On Monday Francis said it’s “now or never” for the international community to start effectively curbing climate change. “Every year the problems are getting worse,” he said. “We are at the limits. If I may use a strong word I would say that we are at the limits of suicide.”

To stand in solidarity with climate-change protestors at the conference, Pope Francis sent his shoes to Paris. But that’s nothing compared to what he’s done the past year to confront this global crisis.

In June, Francis released his groundbreaking encyclical on climate change. Easily the most read papal document ever, even the world’s political elite took it seriously. President Barack Obama tweeted his support for it, and Joe Biden told me that he read it cover to cover.

But Francis’s moral authority on human ecology stretches well beyond politics. In fact, it’s Pope Francis’s populist framework on caring for God’s creation that may prove most effective in the Paris negotiations. When Francis worries about the victims of climate change, he’s more concerned about the poor and excluded—not the whales.

In his encyclical, Francis argued that there is an “intimate relationship between the poor and the fragility of the planet.” He also denounces the elitist “green rhetoric” that sometimes characterizes the climate-change debate. Today’s environmentalist, Francis argues, must hear both the cry of the earth and the cry of the poor.

That language is a winning formula for politicians gathered in Paris. Domestically, many world leaders face significant opposition to climate change. In the U.S., Obama faces GOP challenges to his EPA regulations. Consider the president’s Sept. 27 speech to the U.N., in which he praised the visiting pontiff for “rightly” pushing for action:

All of our countries will be affected by a changing climate. But the world’s poorest people will bear the heaviest burden—from rising seas and more intense droughts, shortages of water and food. We will be seeing climate change refugees. As His Holiness Pope Francis has rightly implored the world, this is a moral calling.

EPA Administrator Gina McCarthy took the pope’s environmental messaging on the road, speaking at Georgetown University and the University of Notre Dame, two of the nation’s top flagship Catholic universities. She even co-authored an op-ed with Blase Cupich, Pope Francis’s handpicked archbishop of Chicago. In the July 24 essay, they wrote that Americans had a “moral obligation to act on climate” and strongly defended the administration’s landmark Clean Power Plan, aimed at reducing carbon pollution from power plants.

The Obama administration gets it: Preaching Pope Francis’s message on climate change works. It can help turn what was often derided as an elitist secular cause into a bread-and-butter mainstream issue.

The pope’s message also gives domestic and global leaders political cover to take new actions to address climate. In September 10 House Republicans did just that, writing a resolution citing the pope in their call for their party to get serious about climate change.

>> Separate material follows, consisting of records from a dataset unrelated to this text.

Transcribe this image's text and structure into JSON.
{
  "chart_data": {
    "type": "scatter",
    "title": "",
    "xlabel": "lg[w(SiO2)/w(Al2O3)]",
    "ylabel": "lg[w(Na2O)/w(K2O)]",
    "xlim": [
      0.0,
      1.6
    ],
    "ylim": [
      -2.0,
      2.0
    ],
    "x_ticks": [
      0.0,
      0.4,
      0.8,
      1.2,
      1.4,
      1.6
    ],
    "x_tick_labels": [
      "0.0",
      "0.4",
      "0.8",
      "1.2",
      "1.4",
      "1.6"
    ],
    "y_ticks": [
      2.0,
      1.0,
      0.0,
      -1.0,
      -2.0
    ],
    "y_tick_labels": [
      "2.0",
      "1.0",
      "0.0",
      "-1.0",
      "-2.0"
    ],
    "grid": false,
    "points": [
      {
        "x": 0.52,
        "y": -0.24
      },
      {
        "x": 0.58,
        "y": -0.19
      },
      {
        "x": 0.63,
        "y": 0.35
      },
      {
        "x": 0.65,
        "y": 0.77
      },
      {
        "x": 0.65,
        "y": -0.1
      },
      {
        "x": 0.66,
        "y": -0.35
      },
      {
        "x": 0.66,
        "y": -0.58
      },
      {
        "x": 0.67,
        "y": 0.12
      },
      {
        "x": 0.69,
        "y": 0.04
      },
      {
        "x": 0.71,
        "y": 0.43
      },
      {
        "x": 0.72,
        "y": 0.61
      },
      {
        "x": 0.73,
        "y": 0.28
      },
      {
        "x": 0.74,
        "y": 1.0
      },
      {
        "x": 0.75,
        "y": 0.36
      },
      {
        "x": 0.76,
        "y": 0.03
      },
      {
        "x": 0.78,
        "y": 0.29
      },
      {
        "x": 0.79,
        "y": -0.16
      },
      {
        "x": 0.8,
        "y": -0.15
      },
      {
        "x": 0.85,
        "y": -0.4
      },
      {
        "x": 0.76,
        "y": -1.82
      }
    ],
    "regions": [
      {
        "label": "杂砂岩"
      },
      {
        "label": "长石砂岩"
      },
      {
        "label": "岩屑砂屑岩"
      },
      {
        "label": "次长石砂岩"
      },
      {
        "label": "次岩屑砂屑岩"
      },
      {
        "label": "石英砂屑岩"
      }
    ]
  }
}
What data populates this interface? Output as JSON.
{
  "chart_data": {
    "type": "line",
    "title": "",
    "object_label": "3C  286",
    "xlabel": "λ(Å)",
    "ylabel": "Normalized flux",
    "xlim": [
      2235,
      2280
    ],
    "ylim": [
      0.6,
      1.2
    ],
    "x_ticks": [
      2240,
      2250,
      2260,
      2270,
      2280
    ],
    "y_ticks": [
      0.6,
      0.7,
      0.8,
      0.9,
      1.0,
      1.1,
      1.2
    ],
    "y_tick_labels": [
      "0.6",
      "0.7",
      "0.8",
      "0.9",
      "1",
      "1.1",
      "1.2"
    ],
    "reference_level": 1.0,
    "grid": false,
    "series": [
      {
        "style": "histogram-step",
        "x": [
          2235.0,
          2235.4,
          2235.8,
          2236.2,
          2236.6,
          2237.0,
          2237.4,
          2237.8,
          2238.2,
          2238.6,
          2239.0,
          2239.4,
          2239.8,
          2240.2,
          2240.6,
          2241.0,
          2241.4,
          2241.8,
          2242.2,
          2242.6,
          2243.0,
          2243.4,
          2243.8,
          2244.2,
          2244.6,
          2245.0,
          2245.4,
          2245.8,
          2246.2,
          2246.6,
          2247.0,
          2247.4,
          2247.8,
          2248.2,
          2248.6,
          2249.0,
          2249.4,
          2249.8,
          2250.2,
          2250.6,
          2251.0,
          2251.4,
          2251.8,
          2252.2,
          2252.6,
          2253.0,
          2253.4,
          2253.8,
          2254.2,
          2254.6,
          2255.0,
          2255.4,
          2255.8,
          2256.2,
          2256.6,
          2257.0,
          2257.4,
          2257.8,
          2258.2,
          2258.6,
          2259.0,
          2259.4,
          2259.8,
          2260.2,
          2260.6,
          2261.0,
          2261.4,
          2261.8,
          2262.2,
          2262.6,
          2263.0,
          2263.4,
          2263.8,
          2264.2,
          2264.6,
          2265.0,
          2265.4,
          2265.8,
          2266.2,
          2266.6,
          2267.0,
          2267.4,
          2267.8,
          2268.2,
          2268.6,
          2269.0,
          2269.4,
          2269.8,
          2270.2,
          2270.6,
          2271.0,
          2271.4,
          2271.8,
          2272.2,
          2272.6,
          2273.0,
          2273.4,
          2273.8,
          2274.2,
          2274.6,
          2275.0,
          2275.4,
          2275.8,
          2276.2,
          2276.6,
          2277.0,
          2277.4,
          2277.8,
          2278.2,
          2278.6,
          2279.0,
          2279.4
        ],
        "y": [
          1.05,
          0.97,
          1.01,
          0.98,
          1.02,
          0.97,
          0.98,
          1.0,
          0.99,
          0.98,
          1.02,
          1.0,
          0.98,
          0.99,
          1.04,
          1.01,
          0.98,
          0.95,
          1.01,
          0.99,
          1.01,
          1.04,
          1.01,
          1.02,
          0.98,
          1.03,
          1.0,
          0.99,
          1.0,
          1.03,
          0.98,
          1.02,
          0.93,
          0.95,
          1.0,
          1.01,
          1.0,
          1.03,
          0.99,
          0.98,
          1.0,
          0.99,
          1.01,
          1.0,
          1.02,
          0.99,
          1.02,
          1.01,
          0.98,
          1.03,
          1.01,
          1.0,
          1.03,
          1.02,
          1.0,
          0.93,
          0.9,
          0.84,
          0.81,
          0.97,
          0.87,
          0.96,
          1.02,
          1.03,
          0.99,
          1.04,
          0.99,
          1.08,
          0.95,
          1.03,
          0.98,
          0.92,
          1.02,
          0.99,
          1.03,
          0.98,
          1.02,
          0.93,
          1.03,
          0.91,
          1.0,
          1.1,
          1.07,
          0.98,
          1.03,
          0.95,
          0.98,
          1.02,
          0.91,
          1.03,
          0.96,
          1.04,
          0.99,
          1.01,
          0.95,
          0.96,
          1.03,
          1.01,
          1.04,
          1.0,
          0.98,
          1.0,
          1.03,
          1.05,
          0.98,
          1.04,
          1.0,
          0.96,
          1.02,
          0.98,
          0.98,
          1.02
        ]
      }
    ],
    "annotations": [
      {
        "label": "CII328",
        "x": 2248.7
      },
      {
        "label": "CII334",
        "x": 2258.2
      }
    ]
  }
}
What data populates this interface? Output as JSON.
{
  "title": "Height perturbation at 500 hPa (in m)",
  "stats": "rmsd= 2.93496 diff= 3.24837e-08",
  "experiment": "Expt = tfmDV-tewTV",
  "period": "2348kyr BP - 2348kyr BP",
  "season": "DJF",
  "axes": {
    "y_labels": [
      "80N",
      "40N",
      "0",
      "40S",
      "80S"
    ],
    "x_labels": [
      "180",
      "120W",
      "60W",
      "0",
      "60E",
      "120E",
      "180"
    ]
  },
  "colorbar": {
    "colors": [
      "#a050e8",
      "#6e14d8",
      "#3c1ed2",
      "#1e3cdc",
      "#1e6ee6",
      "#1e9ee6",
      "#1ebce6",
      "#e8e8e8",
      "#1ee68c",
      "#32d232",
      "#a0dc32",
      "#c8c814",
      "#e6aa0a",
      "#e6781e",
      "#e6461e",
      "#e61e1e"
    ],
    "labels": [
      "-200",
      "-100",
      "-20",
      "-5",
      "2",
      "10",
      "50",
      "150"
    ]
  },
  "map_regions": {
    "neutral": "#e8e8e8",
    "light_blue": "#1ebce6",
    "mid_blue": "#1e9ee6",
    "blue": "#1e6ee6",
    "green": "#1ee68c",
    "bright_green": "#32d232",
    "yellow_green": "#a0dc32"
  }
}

Pope Francis has laid the groundwork for clear and effective action in Paris. He’s also pointed a new way forward for discussion. Climate change policy discussions too often happen from above. Francis wants them to begin from below. Citing the “ecological debt” rich countries owe poor countries, Francis wants to make sure policy makers put developing countries in the center of the decision making.

Francis has given the leaders gathered in Paris the vision and the space to make change. Now’s it up to the politicians to follow through.